Проснувшись, я решил хоть как-то помочь собаке. Когда наши ушли на работу, долго возился с поленом, резал лучины, связывая их веревочкой. А едва рассвело, побежал в бабушкин барак. Бабушка торопилась в магазин за хлебом и оставила меня одного, пообещав, что, как только вернется, вместе почаевничаем. Вот это-то мне как раз и было нужно – остаться одному. Едва за ней захлопнулась дверь, я подтащил лавку к углу, где на полочке стояли иконы, а за самой большой из них, на которой Матерь Божья с младенцем, находилась баночка со святой водой, которую бабушка – я знал это – набрала в крещенскую ночь из родника возле кирпичного завода.
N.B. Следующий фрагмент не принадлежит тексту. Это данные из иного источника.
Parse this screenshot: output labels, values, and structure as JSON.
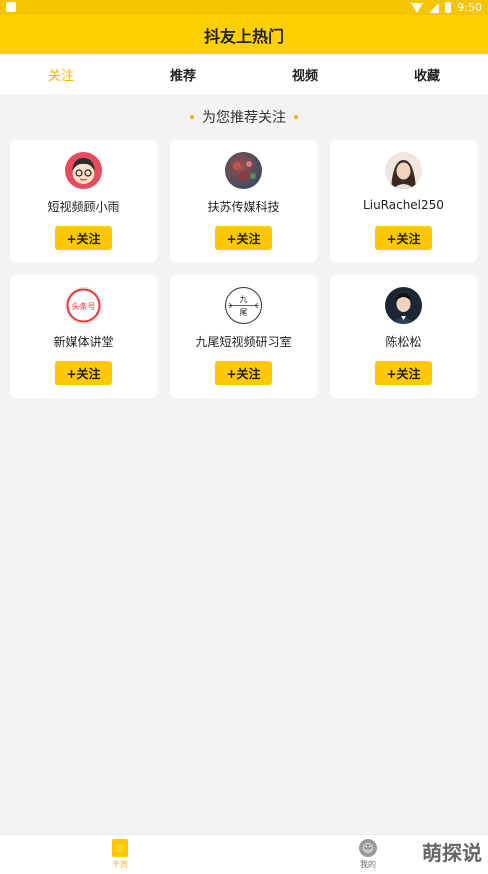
{
  "status_bar": {
    "time": "9:50"
  },
  "header": {
    "title": "抖友上热门"
  },
  "tabs": [
    {
      "label": "关注",
      "active": true
    },
    {
      "label": "推荐",
      "active": false
    },
    {
      "label": "视频",
      "active": false
    },
    {
      "label": "收藏",
      "active": false
    }
  ],
  "section": {
    "title": "为您推荐关注"
  },
  "recommendations": [
    {
      "name": "短视频顾小雨",
      "follow_label": "+关注",
      "avatar": "cartoon-girl-avatar"
    },
    {
      "name": "扶苏传媒科技",
      "follow_label": "+关注",
      "avatar": "flower-photo-avatar"
    },
    {
      "name": "LiuRachel250",
      "follow_label": "+关注",
      "avatar": "woman-photo-avatar"
    },
    {
      "name": "新媒体讲堂",
      "follow_label": "+关注",
      "avatar": "toutiao-logo-avatar",
      "logo_text": "头条号"
    },
    {
      "name": "九尾短视频研习室",
      "follow_label": "+关注",
      "avatar": "jiuwei-logo-avatar",
      "logo_text": "九尾"
    },
    {
      "name": "陈松松",
      "follow_label": "+关注",
      "avatar": "man-photo-avatar"
    }
  ],
  "bottom_nav": [
    {
      "label": "干货",
      "icon": "star-icon",
      "active": true
    },
    {
      "label": "我的",
      "icon": "smile-icon",
      "active": false
    }
  ],
  "watermark": "萌探说",
  "colors": {
    "header": "#ffd000",
    "accent": "#f5b400",
    "button": "#ffc800"
  }
}
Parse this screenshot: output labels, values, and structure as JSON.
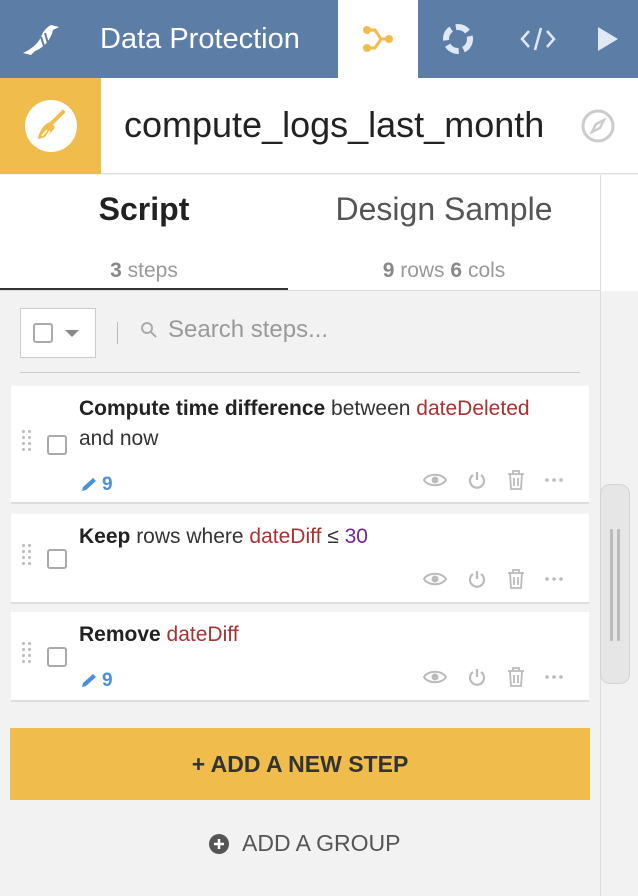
{
  "topnav": {
    "project_name": "Data Protection",
    "colors": {
      "background": "#5c7da6",
      "active_tab": "#ffffff",
      "flow_icon": "#f0bd4c"
    }
  },
  "recipe": {
    "name": "compute_logs_last_month",
    "color": "#f0bd4c"
  },
  "tabs": {
    "script": {
      "label": "Script",
      "count": "3",
      "unit": "steps"
    },
    "sample": {
      "label": "Design Sample",
      "rows": "9",
      "rows_unit": "rows",
      "cols": "6",
      "cols_unit": "cols"
    }
  },
  "search": {
    "placeholder": "Search steps..."
  },
  "steps": [
    {
      "bold": "Compute time difference",
      "text1": " between ",
      "column": "dateDeleted",
      "text2": " and now",
      "edit_count": "9"
    },
    {
      "bold": "Keep",
      "text1": " rows where ",
      "column": "dateDiff",
      "operator": " ≤ ",
      "value": "30"
    },
    {
      "bold": "Remove",
      "text1": " ",
      "column": "dateDiff",
      "edit_count": "9"
    }
  ],
  "buttons": {
    "add_step": "+ ADD A NEW STEP",
    "add_group": "ADD A GROUP"
  }
}
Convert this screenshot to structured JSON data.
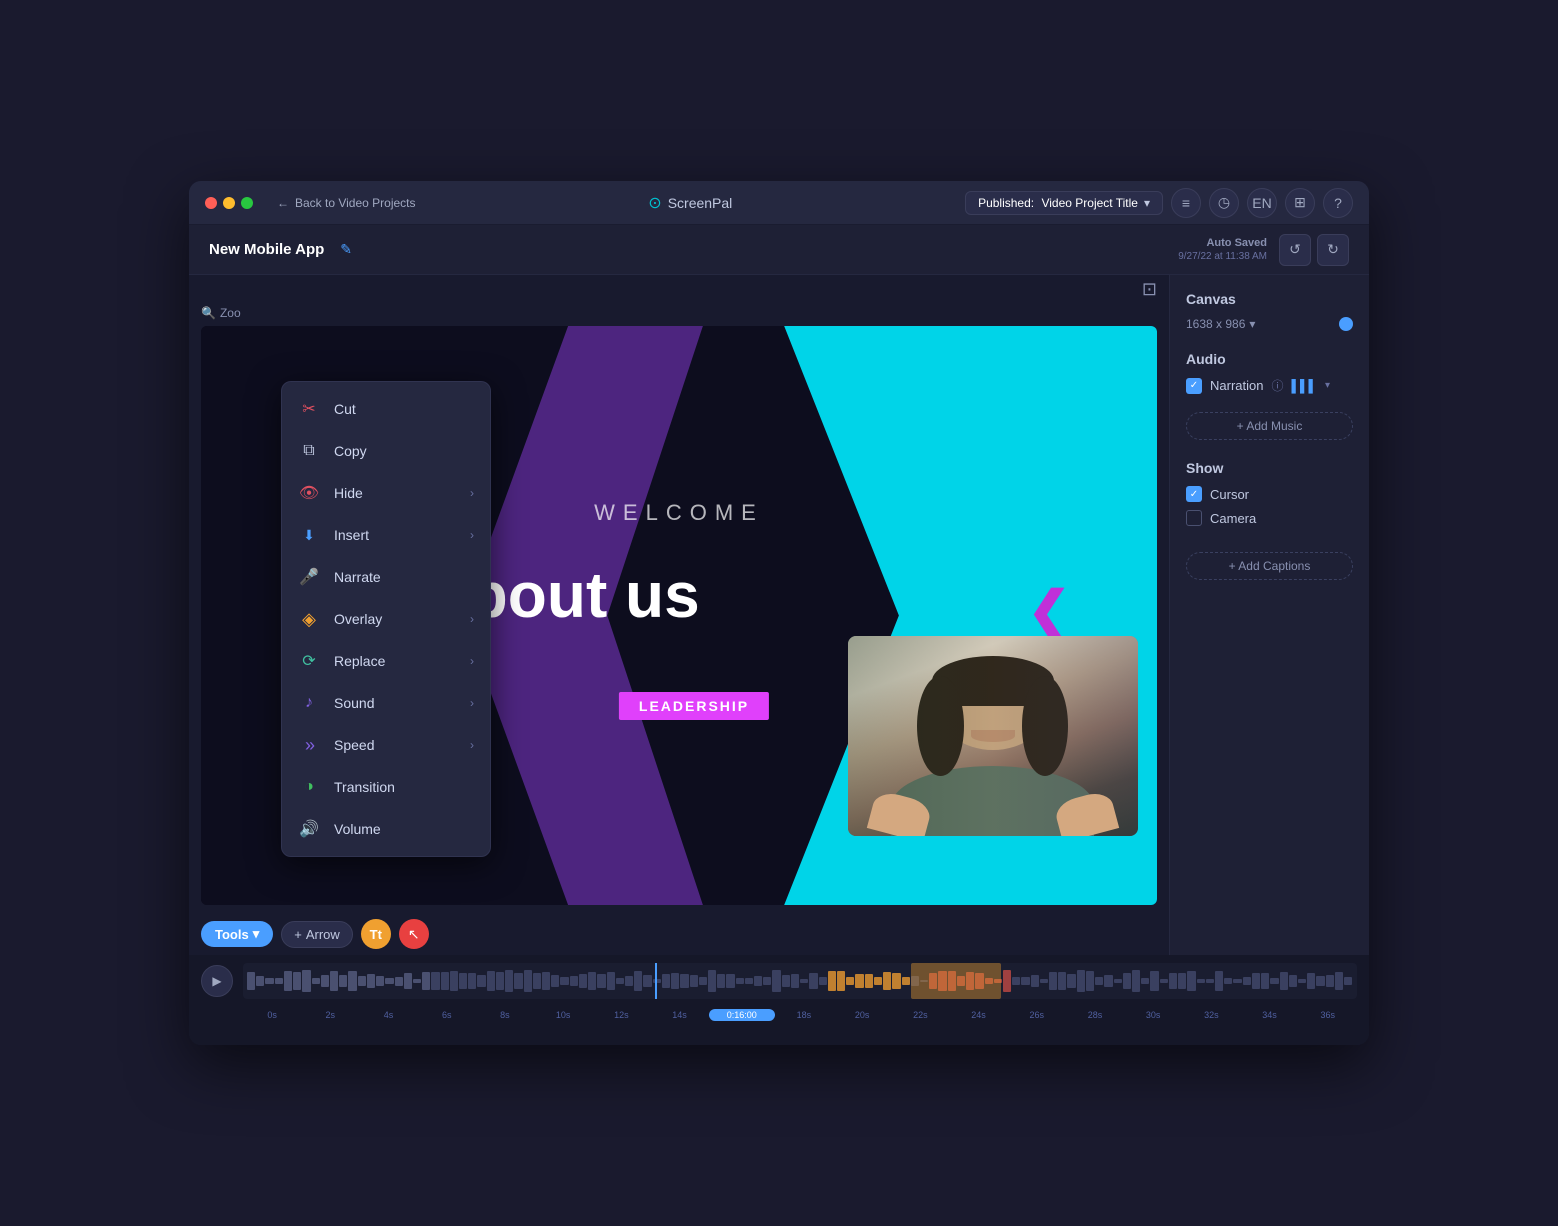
{
  "window": {
    "title": "ScreenPal"
  },
  "titleBar": {
    "backLabel": "Back to Video Projects",
    "appName": "ScreenPal",
    "publishedLabel": "Published:",
    "projectName": "Video Project Title",
    "icons": [
      "layers",
      "clock",
      "EN",
      "stack",
      "question"
    ]
  },
  "toolbar": {
    "projectTitle": "New Mobile App",
    "editIconLabel": "✎",
    "autoSavedLabel": "Auto Saved",
    "autoSavedDate": "9/27/22 at 11:38 AM",
    "undoLabel": "↺",
    "redoLabel": "↻"
  },
  "contextMenu": {
    "items": [
      {
        "id": "cut",
        "label": "Cut",
        "icon": "✂",
        "iconClass": "icon-cut",
        "hasArrow": false
      },
      {
        "id": "copy",
        "label": "Copy",
        "icon": "⧉",
        "iconClass": "icon-copy",
        "hasArrow": false
      },
      {
        "id": "hide",
        "label": "Hide",
        "icon": "👁",
        "iconClass": "icon-hide",
        "hasArrow": true
      },
      {
        "id": "insert",
        "label": "Insert",
        "icon": "⬇",
        "iconClass": "icon-insert",
        "hasArrow": true
      },
      {
        "id": "narrate",
        "label": "Narrate",
        "icon": "🎤",
        "iconClass": "icon-narrate",
        "hasArrow": false
      },
      {
        "id": "overlay",
        "label": "Overlay",
        "icon": "◈",
        "iconClass": "icon-overlay",
        "hasArrow": true
      },
      {
        "id": "replace",
        "label": "Replace",
        "icon": "⟳",
        "iconClass": "icon-replace",
        "hasArrow": true
      },
      {
        "id": "sound",
        "label": "Sound",
        "icon": "♪",
        "iconClass": "icon-sound",
        "hasArrow": true
      },
      {
        "id": "speed",
        "label": "Speed",
        "icon": "»",
        "iconClass": "icon-speed",
        "hasArrow": true
      },
      {
        "id": "transition",
        "label": "Transition",
        "icon": "◑",
        "iconClass": "icon-transition",
        "hasArrow": false
      },
      {
        "id": "volume",
        "label": "Volume",
        "icon": "🔊",
        "iconClass": "icon-volume",
        "hasArrow": false
      }
    ]
  },
  "canvas": {
    "welcomeText": "WELCOME",
    "aboutUsText": "bout us",
    "leadershipText": "LEADERSHIP",
    "resolution": "1638 x 986"
  },
  "bottomToolbar": {
    "toolsLabel": "Tools",
    "arrowLabel": "Arrow",
    "ttLabel": "Tt",
    "cursorSymbol": "↖"
  },
  "timeline": {
    "playIcon": "▶",
    "ticks": [
      "0s",
      "2s",
      "4s",
      "6s",
      "8s",
      "10s",
      "12s",
      "14s",
      "0:16:00",
      "18s",
      "20s",
      "22s",
      "24s",
      "26s",
      "28s",
      "30s",
      "32s",
      "34s",
      "36s"
    ]
  },
  "rightPanel": {
    "canvasTitle": "Canvas",
    "audioTitle": "Audio",
    "showTitle": "Show",
    "narrationLabel": "Narration",
    "addMusicLabel": "+ Add Music",
    "cursorLabel": "Cursor",
    "cameraLabel": "Camera",
    "addCaptionsLabel": "+ Add Captions",
    "resolution": "1638 x 986"
  }
}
Достаю приготовленный пузырек, осторожно начинаю переливать из банки, боясь пролить хоть одну драгоценную каплю. Но когда стал затыкать пробку, оступился, взмахнул руками… и, полетели и банка, и я с зажатым в руке пузырьком. Лежа на полу, я ошалело глядел на растекающуюся лужу. Вот этой проделки мне даже бабушка не простит.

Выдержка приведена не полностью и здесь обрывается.